Going back to our two paths - I like how Virtue doesn't Flirt.  How does Virtue get a man's attention then?  Did men back then just wander door-to-door, searching for virtuous women like Diogenes with his lamp?

And apparently that baby arrived by stork. (No "murmuring how delicious it is"! Bad woman!)

By the way, this warning to women was also distributed with a white character. I suppose we should be happy the people behind it were equal-opportunity party-poopers.

Tuesday, February 16, 2010

Tech Support Barbie

I worked tech support once. Briefly.

Nobody dressed like that.

And that perfect hair is gone after the first customer call.  :)

By the way, although I like the message that a girl can be smart and pretty at the same time, I do object to that old glasses = intelligence coding.

Yes, this is a real Barbie doll.

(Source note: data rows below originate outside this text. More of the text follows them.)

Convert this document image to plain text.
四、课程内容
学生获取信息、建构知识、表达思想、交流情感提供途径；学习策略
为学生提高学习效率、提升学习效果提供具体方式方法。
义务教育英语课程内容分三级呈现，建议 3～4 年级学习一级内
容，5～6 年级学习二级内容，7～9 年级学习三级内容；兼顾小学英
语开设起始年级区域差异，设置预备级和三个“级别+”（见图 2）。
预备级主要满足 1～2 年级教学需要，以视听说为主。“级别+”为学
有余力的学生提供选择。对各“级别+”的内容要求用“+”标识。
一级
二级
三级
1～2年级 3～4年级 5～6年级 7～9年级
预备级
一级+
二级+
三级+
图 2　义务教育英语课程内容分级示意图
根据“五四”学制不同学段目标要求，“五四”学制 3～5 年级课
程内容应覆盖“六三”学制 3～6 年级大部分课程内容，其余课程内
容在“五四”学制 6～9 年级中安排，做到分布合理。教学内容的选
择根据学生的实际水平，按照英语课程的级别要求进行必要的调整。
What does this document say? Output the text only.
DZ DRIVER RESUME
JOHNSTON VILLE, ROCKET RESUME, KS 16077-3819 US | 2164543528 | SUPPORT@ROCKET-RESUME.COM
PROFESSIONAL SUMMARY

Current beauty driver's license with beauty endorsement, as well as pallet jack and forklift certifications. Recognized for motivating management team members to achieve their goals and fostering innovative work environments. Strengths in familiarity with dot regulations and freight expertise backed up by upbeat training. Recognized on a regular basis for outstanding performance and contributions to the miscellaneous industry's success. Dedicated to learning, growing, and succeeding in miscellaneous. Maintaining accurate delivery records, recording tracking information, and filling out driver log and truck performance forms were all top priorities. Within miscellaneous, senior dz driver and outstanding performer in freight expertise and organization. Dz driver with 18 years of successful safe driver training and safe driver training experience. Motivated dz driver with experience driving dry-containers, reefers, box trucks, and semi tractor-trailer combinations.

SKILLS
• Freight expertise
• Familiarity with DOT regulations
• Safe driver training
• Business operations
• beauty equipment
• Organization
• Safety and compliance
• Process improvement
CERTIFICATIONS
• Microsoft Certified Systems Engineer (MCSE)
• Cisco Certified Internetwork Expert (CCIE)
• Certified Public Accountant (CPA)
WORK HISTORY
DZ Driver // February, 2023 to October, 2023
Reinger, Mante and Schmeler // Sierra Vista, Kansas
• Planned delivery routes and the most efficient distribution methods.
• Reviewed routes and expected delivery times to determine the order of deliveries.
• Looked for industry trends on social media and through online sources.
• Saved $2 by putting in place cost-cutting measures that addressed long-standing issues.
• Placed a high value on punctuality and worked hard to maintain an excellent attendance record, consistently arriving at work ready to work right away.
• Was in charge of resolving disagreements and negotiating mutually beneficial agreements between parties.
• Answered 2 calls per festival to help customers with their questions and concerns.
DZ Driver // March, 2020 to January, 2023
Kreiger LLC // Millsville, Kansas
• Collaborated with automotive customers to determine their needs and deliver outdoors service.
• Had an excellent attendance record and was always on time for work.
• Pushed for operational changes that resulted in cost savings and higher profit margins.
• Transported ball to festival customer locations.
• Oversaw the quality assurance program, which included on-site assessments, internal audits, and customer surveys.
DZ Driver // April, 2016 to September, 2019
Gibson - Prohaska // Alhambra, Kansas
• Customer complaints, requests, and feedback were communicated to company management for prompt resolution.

I got the pic from the BBC. If you can't trust them, whom can you trust?

Monday, February 15, 2010

Woman To Woman

This is an interesting historical document - it's using Sisterhood to forward the abolitionist cause.  Not surprising in the North, since abolition was taken up by many churches and church work was one of the few acceptable public spheres in which women could participate. And, of course, Uncle Tom's Cabin was written by a woman, Harriet Beecher Stowe.
However, there is research coming out now that this broadsheet might have played well to the white female audience of the South, too.

Seems as long as you were female, The Man was keeping you down, regardless of color.

I've listed some books you might be interested in below.

I also want to read Gary Gallagher's book on how Hollywood has shaped our perceptions of the Civil War. Because, maybe it's just me, but I think of images from Gone With The Wind before I think of those black & white photos of the war dead. (Which on the one hand is a good thing, because those photographs are very gruesome.)

So there ya go.  Some things to think about.